18. La Commission nationale des droits de l'homme
est composée de représentants d'organismes publics
mais les représentants des ONG y sont majoritaires. D'une
manière générale, les ministères et
les organismes publics collaborent de façon suivie avec les
ONG qui s'intéressent à leurs domaines d'activité
respectifs.
19. Le Portugal prend pleinement en considération
les dispositions du Pacte lors de la formulation des politiques
au niveau national. Il convient de noter que les pouvoirs publics
se réfèrent de plus en plus souvent aux dispositions
des instruments internationaux et aux observations finales formulées
par les organes conventionnels lors de la définition de leurs
activités. Pour les encourager dans cette voie, les membres
de la délégation portugaise, attirent l'attention
des ministres concernés , à l'issue de l'examen de
chaque rapport périodique, sur les recommandations émises
par le Comité des droits économiques, sociaux et culturels
en vue de la préparation du rapport suivant. Il convient
en outre de souligner que la Constitution portugaise garantit elle
aussi ces droits et que ses dispositions assurent à certains
égards un niveau de protection supérieur à
celui qu'offre le Pacte.
20. S'agissant de l'exercice plein et entier
des droits économiques, sociaux et culturels, il fait l'objet,
en cas de difficultés, de procédures judiciaires tout
autant que la mise en Suvre des droits civils et politiques. Mais
dans ce domaine, il est parfois difficile de prouver que les politiques
ou les activités des pouvoirs publics ne tiennent pas compte
ou insuffisamment des normes en vigueur. Il est arrivé que
le Pacte lui-même soit invoqué devant les tribunaux.

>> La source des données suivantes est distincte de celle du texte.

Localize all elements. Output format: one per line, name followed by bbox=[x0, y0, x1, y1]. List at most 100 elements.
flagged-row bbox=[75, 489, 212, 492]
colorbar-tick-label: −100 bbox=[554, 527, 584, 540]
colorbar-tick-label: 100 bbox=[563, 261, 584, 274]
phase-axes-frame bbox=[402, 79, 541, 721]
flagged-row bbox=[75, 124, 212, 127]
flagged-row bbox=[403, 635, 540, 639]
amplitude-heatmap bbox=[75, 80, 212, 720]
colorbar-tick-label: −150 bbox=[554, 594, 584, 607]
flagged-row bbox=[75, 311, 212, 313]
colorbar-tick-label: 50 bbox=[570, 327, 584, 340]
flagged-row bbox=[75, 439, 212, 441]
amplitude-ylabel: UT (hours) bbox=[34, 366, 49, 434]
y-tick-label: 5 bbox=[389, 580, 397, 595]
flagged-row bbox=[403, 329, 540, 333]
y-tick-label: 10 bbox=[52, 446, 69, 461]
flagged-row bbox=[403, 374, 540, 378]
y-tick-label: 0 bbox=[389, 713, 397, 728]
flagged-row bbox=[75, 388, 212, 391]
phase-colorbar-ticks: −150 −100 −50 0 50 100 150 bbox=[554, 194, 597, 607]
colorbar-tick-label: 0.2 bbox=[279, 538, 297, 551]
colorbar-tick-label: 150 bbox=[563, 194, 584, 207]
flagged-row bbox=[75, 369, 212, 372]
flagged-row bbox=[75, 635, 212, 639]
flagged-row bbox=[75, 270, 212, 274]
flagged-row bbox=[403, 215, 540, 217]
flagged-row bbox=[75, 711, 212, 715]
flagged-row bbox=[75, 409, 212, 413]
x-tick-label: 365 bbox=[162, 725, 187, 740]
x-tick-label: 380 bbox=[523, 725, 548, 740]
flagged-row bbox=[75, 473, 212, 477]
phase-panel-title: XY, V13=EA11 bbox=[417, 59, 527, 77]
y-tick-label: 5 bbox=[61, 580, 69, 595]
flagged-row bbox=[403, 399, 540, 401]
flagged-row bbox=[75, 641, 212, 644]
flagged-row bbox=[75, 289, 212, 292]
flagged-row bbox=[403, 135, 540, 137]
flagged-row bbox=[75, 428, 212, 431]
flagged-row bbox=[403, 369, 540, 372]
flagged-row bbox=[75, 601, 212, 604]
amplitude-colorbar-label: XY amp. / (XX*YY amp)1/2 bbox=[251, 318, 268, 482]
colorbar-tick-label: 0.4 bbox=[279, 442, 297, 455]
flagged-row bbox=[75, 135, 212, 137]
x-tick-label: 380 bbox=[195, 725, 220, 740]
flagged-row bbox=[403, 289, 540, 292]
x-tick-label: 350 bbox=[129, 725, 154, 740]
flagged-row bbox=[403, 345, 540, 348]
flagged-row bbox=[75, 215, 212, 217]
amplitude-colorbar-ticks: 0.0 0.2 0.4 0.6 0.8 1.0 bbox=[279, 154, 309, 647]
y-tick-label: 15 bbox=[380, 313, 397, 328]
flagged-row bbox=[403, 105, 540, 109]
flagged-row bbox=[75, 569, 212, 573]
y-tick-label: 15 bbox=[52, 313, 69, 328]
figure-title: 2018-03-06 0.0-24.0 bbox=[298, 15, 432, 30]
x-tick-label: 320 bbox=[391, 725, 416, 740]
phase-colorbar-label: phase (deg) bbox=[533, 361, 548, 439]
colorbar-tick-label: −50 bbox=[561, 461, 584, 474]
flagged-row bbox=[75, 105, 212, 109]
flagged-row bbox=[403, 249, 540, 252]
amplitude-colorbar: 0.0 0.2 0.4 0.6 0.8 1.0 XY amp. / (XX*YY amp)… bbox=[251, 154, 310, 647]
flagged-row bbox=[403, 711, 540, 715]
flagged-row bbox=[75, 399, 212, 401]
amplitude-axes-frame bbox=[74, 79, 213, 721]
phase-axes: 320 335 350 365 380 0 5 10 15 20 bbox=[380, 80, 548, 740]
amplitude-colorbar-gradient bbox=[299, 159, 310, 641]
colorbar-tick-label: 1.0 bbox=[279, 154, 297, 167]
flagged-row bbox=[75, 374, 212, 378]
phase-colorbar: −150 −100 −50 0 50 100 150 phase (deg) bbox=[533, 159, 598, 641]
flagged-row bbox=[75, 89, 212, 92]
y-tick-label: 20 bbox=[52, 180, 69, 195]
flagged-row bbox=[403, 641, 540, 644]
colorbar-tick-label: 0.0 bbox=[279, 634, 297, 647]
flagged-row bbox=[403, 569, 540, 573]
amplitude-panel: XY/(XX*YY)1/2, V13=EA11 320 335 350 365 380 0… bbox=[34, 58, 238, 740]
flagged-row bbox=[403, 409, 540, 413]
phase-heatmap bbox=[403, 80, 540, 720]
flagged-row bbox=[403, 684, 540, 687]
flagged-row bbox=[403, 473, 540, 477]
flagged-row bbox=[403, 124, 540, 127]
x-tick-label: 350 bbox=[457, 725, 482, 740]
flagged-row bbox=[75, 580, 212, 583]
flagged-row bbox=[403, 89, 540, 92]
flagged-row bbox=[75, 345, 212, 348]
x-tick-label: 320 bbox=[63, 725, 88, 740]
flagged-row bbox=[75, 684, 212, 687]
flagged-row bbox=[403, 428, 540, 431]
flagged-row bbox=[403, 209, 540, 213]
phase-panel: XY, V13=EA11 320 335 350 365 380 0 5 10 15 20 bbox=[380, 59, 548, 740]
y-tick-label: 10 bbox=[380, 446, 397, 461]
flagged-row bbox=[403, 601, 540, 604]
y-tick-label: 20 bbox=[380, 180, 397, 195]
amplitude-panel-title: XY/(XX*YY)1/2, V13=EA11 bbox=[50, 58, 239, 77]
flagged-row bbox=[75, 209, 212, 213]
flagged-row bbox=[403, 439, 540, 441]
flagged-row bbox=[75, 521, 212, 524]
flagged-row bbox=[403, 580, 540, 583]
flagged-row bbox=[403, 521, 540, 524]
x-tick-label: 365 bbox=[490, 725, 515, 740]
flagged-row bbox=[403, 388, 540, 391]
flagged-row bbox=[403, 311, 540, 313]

On a d'ailleurs constaté une augmentation du nombre d'affaires
portées devant la Cour constitutionnelle au cours des années
1980 et 1990 pour atteinte aux droits économiques, sociaux
et culturels. Le bureau du Procureur général a joué
un rôle de premier plan à cet égard, donnant
des informations sur la protection des droits de l'homme, sur les
responsabilités qui incombent à l'État dans
ce domaine et sur la jurisprudence internationale. Les tribunaux
portugais se réfèrent donc aux instruments internationaux
en vigueur dans tel ou tel domaine, créant ainsi leur propre
jurisprudence.
21. Enfin, il y a lieu de dire que la violence,
la traite des femmes, la discrimination dont sont victimes les Roms,
le travail et l'exploitation sexuelle des enfants sont au cSur des
préoccupations du Gouvernement portugais. Pour lutter contre
ces fléaux, celui-ci a d'ailleurs mis en place il y a cinq
ans un programme de formation aux droits de l'homme destiné
à tous les professionnels, qui, comme la police, sont au
contact des groupes les plus défavorisés.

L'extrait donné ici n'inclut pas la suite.